I wondered if the escaping man may have been a tramp that had somehow sneaked past security to spend the night sleeping under a desk somewhere.
A thought flashed through my mind; what if someone entered the lift and saw me as the cause of the stench? What if it was someone I knew? And then it happened, instead of going straight to the 6th. as I had ordered, it made an unscheduled stop at the 3rd. “oh please, no” I prayed. The doors opened and to my enormous relief no one stepped in. But what if they had? What if on the next floor someone does? What then, should I say something, and if so, what? It may sound stupid now but I was in a kind of panic.

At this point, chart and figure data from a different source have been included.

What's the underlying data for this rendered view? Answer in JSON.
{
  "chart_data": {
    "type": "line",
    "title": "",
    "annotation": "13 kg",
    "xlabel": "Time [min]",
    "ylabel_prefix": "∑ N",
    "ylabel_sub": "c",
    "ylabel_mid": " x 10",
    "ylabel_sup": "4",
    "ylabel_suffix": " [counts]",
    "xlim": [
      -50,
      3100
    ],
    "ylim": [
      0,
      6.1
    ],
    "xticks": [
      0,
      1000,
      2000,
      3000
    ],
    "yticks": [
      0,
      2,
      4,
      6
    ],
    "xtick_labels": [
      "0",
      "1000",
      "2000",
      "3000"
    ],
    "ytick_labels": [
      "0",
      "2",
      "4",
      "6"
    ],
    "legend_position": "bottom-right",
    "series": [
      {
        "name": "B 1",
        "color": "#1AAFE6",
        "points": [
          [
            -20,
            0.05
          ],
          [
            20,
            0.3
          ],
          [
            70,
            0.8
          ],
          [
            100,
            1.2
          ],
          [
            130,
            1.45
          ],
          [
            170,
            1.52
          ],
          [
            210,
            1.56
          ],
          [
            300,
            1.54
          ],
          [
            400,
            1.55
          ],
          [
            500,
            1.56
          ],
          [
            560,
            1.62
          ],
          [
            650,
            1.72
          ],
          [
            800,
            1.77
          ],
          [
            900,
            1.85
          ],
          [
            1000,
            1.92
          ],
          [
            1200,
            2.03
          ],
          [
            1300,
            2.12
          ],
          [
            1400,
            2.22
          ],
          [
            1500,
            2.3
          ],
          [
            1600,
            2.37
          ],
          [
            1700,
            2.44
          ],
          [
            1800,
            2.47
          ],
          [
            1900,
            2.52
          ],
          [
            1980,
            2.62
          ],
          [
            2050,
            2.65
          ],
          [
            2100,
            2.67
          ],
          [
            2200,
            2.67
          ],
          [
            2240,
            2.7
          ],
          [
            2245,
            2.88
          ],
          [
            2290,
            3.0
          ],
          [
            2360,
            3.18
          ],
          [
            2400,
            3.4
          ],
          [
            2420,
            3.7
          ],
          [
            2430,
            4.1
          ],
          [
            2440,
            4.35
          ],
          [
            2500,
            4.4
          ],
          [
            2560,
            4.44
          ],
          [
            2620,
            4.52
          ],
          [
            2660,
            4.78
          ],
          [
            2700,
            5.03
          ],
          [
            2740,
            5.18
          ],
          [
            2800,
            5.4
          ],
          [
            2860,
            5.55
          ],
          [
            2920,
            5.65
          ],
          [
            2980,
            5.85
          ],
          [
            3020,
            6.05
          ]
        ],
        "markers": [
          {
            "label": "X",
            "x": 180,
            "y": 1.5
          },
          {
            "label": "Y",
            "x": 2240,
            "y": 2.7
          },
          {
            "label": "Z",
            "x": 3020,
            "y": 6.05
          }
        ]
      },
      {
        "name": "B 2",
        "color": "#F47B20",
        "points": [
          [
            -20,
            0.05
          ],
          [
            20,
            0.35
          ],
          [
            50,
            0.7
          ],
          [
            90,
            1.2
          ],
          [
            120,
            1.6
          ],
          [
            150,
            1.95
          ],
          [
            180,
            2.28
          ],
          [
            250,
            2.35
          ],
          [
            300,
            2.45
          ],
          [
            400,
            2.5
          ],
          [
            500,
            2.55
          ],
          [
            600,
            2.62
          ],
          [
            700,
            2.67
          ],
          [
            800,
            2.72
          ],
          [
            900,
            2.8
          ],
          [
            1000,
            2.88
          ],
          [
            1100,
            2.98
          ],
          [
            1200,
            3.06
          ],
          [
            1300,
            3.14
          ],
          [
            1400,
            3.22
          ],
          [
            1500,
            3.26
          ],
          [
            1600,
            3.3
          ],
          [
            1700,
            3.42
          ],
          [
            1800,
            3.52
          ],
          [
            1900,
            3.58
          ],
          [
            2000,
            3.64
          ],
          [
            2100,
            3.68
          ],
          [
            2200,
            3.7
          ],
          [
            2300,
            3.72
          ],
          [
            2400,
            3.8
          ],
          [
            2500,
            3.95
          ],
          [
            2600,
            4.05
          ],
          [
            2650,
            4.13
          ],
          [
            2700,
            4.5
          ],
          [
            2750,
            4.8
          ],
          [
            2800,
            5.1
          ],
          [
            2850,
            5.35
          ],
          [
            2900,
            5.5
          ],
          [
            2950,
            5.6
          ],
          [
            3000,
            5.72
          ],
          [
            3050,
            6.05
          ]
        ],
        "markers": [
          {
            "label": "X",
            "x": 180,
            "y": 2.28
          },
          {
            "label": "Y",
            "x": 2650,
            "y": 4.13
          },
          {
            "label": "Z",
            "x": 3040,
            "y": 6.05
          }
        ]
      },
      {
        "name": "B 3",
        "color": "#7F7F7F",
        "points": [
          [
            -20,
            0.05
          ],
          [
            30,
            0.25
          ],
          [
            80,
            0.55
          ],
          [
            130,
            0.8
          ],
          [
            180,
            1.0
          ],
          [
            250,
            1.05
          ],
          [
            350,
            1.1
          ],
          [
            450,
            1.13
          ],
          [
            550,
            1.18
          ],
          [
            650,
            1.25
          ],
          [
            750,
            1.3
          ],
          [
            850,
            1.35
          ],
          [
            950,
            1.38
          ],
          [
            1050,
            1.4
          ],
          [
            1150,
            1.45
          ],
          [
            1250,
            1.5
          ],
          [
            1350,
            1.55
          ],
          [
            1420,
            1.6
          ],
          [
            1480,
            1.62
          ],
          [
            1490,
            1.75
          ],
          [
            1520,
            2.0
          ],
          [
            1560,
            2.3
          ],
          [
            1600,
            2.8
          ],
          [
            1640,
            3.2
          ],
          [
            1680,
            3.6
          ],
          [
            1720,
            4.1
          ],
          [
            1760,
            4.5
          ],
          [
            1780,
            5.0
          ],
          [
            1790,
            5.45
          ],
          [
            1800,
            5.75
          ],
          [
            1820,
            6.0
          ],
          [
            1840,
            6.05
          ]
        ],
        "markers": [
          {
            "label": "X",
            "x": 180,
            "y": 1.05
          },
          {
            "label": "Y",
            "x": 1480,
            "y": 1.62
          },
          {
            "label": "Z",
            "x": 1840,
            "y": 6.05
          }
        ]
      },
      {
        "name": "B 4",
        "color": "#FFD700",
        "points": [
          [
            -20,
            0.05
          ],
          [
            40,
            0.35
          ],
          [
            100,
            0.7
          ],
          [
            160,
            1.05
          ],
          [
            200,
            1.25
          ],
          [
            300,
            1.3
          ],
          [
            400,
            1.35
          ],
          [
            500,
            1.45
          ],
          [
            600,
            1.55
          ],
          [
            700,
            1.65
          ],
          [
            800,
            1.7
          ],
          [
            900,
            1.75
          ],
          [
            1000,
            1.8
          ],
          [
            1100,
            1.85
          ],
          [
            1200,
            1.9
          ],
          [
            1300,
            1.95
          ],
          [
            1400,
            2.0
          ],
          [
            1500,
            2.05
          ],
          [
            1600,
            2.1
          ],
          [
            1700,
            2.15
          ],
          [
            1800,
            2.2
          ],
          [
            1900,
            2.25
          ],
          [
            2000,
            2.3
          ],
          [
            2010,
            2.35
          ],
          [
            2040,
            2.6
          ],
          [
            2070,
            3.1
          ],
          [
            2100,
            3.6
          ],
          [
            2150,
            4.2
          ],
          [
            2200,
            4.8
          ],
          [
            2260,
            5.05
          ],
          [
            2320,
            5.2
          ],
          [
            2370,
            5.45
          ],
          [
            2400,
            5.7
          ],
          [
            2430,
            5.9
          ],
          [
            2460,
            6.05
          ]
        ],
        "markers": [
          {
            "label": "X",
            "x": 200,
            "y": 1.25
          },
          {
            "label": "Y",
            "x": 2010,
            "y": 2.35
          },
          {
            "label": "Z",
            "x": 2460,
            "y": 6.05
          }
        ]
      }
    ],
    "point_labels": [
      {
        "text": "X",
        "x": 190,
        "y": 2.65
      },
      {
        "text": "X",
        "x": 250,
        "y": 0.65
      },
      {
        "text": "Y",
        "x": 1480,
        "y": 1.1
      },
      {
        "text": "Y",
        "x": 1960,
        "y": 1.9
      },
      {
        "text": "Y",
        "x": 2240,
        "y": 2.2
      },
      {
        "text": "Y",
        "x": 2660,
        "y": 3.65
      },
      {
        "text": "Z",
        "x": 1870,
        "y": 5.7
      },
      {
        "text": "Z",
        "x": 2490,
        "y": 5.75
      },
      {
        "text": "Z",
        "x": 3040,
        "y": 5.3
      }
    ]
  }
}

I stepped out at the 6th and luckily no one was around, I had escaped with my reputation in tact! However, the smell seemed to linger on me, so I headed for the gents to wash my face down. I don’t know if it made a difference but the cool water was soothing and I gradually came back to my senses. My mind returned to the man who had left in such a hurry and I thought that he too may have been completely innocent. Does being scruffy automatically equal smelly? Perhaps the smell was coming from someone else before him, or even from the lift shaft itself?
Re-telling this story to my wife this weekend made her laugh at the silliness of the situation, but it also made me see the connection with when I work for companies facing serious challenges. The people within them tend to act like me and the man in the lift. They know that even if the smell was not produced by them that somehow they are implicated. And the more they might protest their innocence, during my one to one interviews, the guiltier they seem to become. What to do? Lie and see how it comes over? Plead innocence and hope that the interviewer believes you? Take the blame, at least in part, because in that way you feel re-deemed and able to move forward?
It’s too easy to walk into a situation and to get the story wrong. The scruffy man, leaving the lift in a hurry is too quickly the undeniable cause. But life is not that simple, and experience has taught me to believe everyone’s word until proven otherwise; to trust people’s versions of the truth and to build a picture knowing that it is going to be complex and contradictory, with only glimpses of possible ways forward. Either way, the lift will need to be cleaned or allowed to stand with the doors open for a while. Sometimes, just sometimes, things have a habit of sorting themselves out on their own.